The fillable W-9 form is an agreement between not the employer and the employee, but between the client and his contractor who finds those employees later. The document has an objective to inform the contractor’s taxable identification number to the IRS so that the business or client can pay the contractor not only his/her wages but also the taxable compensation. As a rule, the income that the contractor earns under the arrangement is not exposed to any income tax withholding. Only the Internal Revenue Service has the right to set backup withholding either on the contractor or the client if there are solid reasons for that.
However, despite this, one is still obliged to report the compensation on the tax income return, as well as pay all the taxes set.
How You Can Determine Whether Your Income is Exposed to Backup Withholding
Generally, a contractor faces backup withholding in the case he refuses to provide his TIN or falsifies the information requested. For such cases, the payer has the right to withhold a certain fixed percentage of the tax. The Internal Revenue Service notifies the business about the decision, yet may also send a notification directly to the contractor, too.

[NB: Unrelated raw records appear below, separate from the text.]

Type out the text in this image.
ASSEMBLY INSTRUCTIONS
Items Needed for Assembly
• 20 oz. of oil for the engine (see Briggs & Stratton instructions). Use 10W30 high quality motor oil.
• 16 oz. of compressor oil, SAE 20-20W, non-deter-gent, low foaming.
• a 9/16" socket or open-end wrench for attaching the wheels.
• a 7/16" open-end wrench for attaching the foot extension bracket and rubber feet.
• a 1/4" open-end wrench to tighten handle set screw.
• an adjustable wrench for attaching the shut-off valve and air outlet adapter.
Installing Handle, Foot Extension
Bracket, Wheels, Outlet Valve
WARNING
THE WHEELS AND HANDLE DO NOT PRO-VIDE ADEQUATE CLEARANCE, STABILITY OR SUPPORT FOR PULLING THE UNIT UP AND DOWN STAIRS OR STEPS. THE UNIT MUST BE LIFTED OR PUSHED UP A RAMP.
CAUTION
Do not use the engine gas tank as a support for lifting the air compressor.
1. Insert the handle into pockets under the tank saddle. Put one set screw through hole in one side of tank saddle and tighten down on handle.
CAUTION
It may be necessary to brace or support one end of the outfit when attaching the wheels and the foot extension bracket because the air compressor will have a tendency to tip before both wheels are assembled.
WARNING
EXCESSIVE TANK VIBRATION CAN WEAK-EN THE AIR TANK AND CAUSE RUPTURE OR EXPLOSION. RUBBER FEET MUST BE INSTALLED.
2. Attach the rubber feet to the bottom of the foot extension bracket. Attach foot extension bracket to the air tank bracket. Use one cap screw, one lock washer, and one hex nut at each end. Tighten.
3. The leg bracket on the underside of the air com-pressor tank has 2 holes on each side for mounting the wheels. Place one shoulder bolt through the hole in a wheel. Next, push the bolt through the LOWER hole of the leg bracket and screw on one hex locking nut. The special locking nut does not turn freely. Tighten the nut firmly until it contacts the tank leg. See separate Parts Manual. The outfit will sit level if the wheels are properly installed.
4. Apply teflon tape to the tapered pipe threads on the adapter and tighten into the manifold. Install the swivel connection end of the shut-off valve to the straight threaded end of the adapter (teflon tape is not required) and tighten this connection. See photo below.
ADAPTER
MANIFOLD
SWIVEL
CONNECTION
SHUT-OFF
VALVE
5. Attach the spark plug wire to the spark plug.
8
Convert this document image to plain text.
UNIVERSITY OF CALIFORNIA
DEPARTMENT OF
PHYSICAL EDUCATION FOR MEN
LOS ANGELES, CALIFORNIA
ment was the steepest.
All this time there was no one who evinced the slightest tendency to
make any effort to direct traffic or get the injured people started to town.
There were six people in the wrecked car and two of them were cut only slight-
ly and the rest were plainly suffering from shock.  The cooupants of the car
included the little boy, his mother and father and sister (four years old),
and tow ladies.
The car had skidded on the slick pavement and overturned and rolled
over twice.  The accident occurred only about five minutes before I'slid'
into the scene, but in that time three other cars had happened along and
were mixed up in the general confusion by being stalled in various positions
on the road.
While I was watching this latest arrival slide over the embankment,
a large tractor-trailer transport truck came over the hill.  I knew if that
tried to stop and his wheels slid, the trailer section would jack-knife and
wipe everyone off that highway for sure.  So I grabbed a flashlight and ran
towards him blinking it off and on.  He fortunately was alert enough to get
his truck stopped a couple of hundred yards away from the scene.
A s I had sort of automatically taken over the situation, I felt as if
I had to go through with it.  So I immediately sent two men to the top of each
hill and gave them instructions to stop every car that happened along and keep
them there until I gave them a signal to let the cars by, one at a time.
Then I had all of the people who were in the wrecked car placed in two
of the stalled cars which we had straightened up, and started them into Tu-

When you, as a sole proprietor, receive an income from the payer, it involves the compensation for your services. And in case you are interested in the rate of the flat backup withholding you might face, checkyour income and multiply it by 0.28. That will be the income tax withheld.
Nevertheless, these are the rules set prior to December 22, 2017. The Internal Revenue Service has announced to update the writable information about the tax withholding calculator at the beginning of 2018. In the second month, all the payroll services, as well as employers will be due to implementing the new changes.